• U.S.

Elections: Reforming the College

4 minute read
TIME

“Perilous,” cried one witness. “A real danger,” said another.

They were appearing before the Senate Subcommittee on Constitutional Amendments, chaired by Tennessee Democrat Estes Kefauver. Their warnings had to do with a scheme being pushed by Southern segregationist leaders, under which presidential electors would not be pledged to follow the popular vote in their state.

The unpledged elector plan, aimed at loosing states from national party ties, is not likely to get very far. But it does call renewed attention to a wide spread feeling that the U.S. electoral college system, as set forth in the Constitution, is an anachronism. Under examination by the Kefauver subcommittee are seven proposed constitutional amendments for reforming the presidential electoral system. The main avenues of approach:

∙ MAKE THE ELECTORAL-VOTE SYSTEM COMPLETELY AUTOMATIC. Under a 1956 proposal made by then-Senator John F. Kennedy, the rigmarole of naming electors would be abolished. The candidate who got the most popular votes in each state would get that state’s full bundle of electoral votes without any ado. Kennedy’s plan would perpetuate the system, but tidy it up a bit, getting rid of the rituals and forestalling such aberrations as the South’s unpledged elector movement.

∙ DIVIDE EACH STATE INTO ELECTORAL DISTRICTS, similar to congressional districts, with one electoral vote apiece. Under a plan sponsored by South Dakota’s Republican Senator Karl Mundt, each state in addition would have two statewide electoral votes. His plan, says Mundt, would diminish “the present inordinate power of organized pressure groups.” Among the objections: state legislatures would be tempted to gerrymander electoral districts.

∙ ABOLISH ELECTORAL VOTES ALTOGETHER. Under a proposal by New York’s Republican Senator Kenneth Keating, among others, the President would be directly elected by the overall national popular vote. Most Democrats oppose this plan, and many conservatives object that by depriving the states of all significance in presidential elections, the Keating plan would weaken the already battered federal system.

∙ SPLIT UP EACH STATE’S ELECTORAL VOTES AMONG THE CANDIDATES IN PRECISE PROPORTION TO THEIR SHARES OF THE POPULAR VOTE IN THE STATE. This approach, sponsored by Massachusetts’ then-Senator Henry Cabot Lodge Jr. in 1948, would get rid of the failings of the present all-or-nothing arrangement, while at the same time retaining a vestige of the federal system.

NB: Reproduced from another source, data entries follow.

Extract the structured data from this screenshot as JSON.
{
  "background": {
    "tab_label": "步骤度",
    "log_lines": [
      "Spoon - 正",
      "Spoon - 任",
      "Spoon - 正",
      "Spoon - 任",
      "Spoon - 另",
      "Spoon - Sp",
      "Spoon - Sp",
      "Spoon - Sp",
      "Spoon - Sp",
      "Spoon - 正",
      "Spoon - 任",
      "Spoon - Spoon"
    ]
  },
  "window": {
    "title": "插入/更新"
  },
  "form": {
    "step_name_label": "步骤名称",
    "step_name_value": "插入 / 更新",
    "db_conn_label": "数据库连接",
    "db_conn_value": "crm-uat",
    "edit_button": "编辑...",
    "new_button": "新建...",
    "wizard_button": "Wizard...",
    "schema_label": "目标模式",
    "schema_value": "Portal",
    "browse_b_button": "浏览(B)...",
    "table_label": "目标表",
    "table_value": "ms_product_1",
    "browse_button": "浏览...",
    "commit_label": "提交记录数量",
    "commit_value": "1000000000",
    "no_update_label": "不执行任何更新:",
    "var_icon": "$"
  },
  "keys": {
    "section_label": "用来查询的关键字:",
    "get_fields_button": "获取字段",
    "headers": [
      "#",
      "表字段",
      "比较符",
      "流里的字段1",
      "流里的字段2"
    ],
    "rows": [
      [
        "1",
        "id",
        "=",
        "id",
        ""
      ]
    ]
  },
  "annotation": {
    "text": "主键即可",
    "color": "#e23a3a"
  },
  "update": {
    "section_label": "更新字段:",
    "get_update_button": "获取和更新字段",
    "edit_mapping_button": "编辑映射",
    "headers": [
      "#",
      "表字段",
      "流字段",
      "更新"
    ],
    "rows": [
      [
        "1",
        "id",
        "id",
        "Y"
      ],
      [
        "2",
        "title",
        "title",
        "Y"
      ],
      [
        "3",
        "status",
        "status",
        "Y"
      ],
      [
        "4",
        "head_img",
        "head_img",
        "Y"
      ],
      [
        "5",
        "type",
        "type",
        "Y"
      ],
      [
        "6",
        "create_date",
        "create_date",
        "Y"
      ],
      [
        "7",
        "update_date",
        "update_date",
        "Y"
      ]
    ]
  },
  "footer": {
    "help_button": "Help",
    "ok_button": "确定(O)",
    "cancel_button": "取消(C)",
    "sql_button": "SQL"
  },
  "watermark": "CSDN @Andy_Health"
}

The Lodge plan is resisted by Kennedy Democrats, including John F. himself, who fought hard against a version of it in the Senate in 1956. One flaw is that in a close election, such as Lincoln’s in 1860 or Kennedy’s in 1960, splinter parties could prevent any candidate from getting a majority of the electoral votes, and the election would be thrown into the House of Representatives. To prevent that, Lodge urged inclusion of a clause making 40% of the total electoral votes sufficient to elect a President.

The arithmetic of the various plans is fascinating. Kennedy won in 1960 with 303 electoral votes to Nixon’s 219 (Virginia’s Senator Harry F. Byrd got 15). Under the Lodge plan, Kennedy’s total would have been 264 (to Nixon’s 259), five fewer than the 269 needed for a majority. According to the present constitutional requirements, the outcome would have been decided by the House, with each state, regardless of size, having one vote. If every state delegation in the House had decided to cast its vote for the candidate who carried the state, Nixon would have been elected President, 26 to 24. Under the Kennedy plan, J.F.K. would have won handily on electoral votes, 317 to Nixon’s 220. Under the Mundt plan, Nixon would have won, since he carried more congressional districts and more states than Kennedy did. Under the Keating plan, Kennedy would have won if only a plurality of the total popular vote was required; if an absolute majority was required, there would have been no winner, and again it would have been up to the House of Representatives to choose the President.